- Nickname: Abu Hafsa al-Britani
- Born: September 1984 Beirut, Lebanon
- Died: 21 January 2012 (aged 27) Elasha Biyaha, Lower Shabelle, Somalia
- Allegiance: Harakat al-Shabaab al-Mujahideen (2006–2012)
- Conflicts: Somali civil war Somalia War (2006–2009); Somali Civil War (2009–present) †;

= Bilal al-Berjawi =

British-Lebanese terrorist (d. 2012)

Bilal al-Berjawi al-Lubnani (Arabic: بلال البرجاوي اللبناني, Bilāl al-Birjawi al-Lubnanii; September 1984 – 21 January 2012) also known as Abu Hafsa al-Britani (Arabic: أبو حفصة البريطاني, Abu Hafsāt al-Biritaniu) was a British-Lebanese who was a member in the Somali Islamist militant group al-Shabaab and was killed by a U.S. drone strike.

== Early life ==
He was born in Beirut in September 1984. His parents took him to London where he grew up in St. John's Wood.

== Al-Shabaab ==
In 2006 he attended an al-Shabaab training camp in Mogadishu called “Bayt al-Jinn” where according to a jihadist obituary, he received explosives training from two senior al-Qaeda militants in Somalia, Fazul Abdullah Mohammed and Saleh Nabhan. He then returned to the UK to raise funds for the militant group sometime in 2007. During a trip to Lebanon in 2008, he was stopped by Lebanese counterterrorism authorities at Beirut–Rafic Hariri International Airport, in which he was released soon after. By 2009, he had been working with his stepfather as an air conditioner and plumbing engineer and had married. However, in February 2009 he traveled with his Egyptian friend Mohammed Sakr to Kenya; both were detained and questioned in Mombasa. Berjawi and Sakr made their way to Nairobi. When they arrived, they stayed at the family residence of Naji Mansour, an American citizen who lives in Nyari, a wealthy area of Nairobi close to the United Nations offices in Africa. A few weeks later, Kenyan anti-terror police raided the residence and arrested Sakr and Berjawi. After being interrogated and held without charge, they were released after four days and flown back to London, accompanied by four Kenyan intelligence officers. He was interrogated by MI5 when he arrived back in London for ten hours. As early as October that same year they returned to East Africa, Somalia this time; in November, Ugandan authorities searched for them. According to his "martyr biography," al-Berjawi attended another training camp in Baidoa. His UK citizenship was revoked in 2010 by Theresa May using the British Nationality Act, which may have cleared the path for their assassination by eliminating its legal responsibility to protect their rights as citizens. on June 23, 2011, he was severely injured in a drone strike near Kismayo orchestrated by a Joint Special Operations Command unit known as TF 48–4, who had been tracking him since 2006 and had referred to him in a case study as "Operation Peckham".

== Death ==
According to a secret case study first published in October 2015 by The Intercept, On January 21, 2012, Berjawi's white SUV was seen at 3:59 a.m by an MQ-9 Reaper drone on a road northwest of Mogadishu, at 10:39am, the driver of the car had been positively identified al-Berjawi and at 11:03am, he was killed by a drone strike. The following day, Ali Mohamed Rage, al-Shabaab's official spokesperson, confirmed his death. His family believes that he was tracked by a cell phone he used to call his wife, who had given birth to his third child. She had visited him in Somalia for a few months in early 2011. The covert unit tasked with killing him had already tracked his phone for nine days, with the call being the confirmation.

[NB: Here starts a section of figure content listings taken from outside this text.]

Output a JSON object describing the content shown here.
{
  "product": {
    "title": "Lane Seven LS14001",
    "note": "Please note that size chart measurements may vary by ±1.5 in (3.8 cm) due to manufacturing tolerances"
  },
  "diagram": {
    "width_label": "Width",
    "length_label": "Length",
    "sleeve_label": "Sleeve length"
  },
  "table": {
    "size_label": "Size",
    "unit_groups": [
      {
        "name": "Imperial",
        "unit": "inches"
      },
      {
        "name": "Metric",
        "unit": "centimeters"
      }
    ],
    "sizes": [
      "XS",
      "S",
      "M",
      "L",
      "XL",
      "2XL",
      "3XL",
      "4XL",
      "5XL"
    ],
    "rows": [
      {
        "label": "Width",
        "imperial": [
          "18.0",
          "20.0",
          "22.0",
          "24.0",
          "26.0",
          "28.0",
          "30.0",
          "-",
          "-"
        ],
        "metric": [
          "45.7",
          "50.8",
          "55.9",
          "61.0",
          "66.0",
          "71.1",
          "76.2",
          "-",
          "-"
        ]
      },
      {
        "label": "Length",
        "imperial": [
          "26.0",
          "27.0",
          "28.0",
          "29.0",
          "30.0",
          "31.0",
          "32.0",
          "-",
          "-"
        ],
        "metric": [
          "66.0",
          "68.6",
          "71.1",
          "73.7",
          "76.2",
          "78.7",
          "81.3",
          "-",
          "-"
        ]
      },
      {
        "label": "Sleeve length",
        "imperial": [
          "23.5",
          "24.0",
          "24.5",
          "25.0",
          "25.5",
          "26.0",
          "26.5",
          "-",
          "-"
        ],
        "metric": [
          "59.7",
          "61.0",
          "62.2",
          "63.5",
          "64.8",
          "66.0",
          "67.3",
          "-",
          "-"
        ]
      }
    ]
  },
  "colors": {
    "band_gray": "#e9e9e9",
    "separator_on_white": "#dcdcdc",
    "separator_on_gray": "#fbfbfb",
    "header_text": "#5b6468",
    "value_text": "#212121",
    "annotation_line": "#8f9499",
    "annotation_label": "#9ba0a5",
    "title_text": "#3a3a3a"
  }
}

Al-Shabaab publicly executed three alleged spies in July 2012 for assisting in the assassination of Berjawi, as well as Mohammed Sakr, who was later killed in February by a drone strike. In a confession video of one of the accused informants included in a propaganda film released by the militant group's media wing, Al-Kataib, a CIA agent in Mogadishu gave to him an envelope containing four thousand dollars and a Nokia X2 phone. The informant claimed that on the day that Berjawi was targeted, he placed the phone in Berjawi's car and made sure it was turned on, to which he was killed a few minutes later.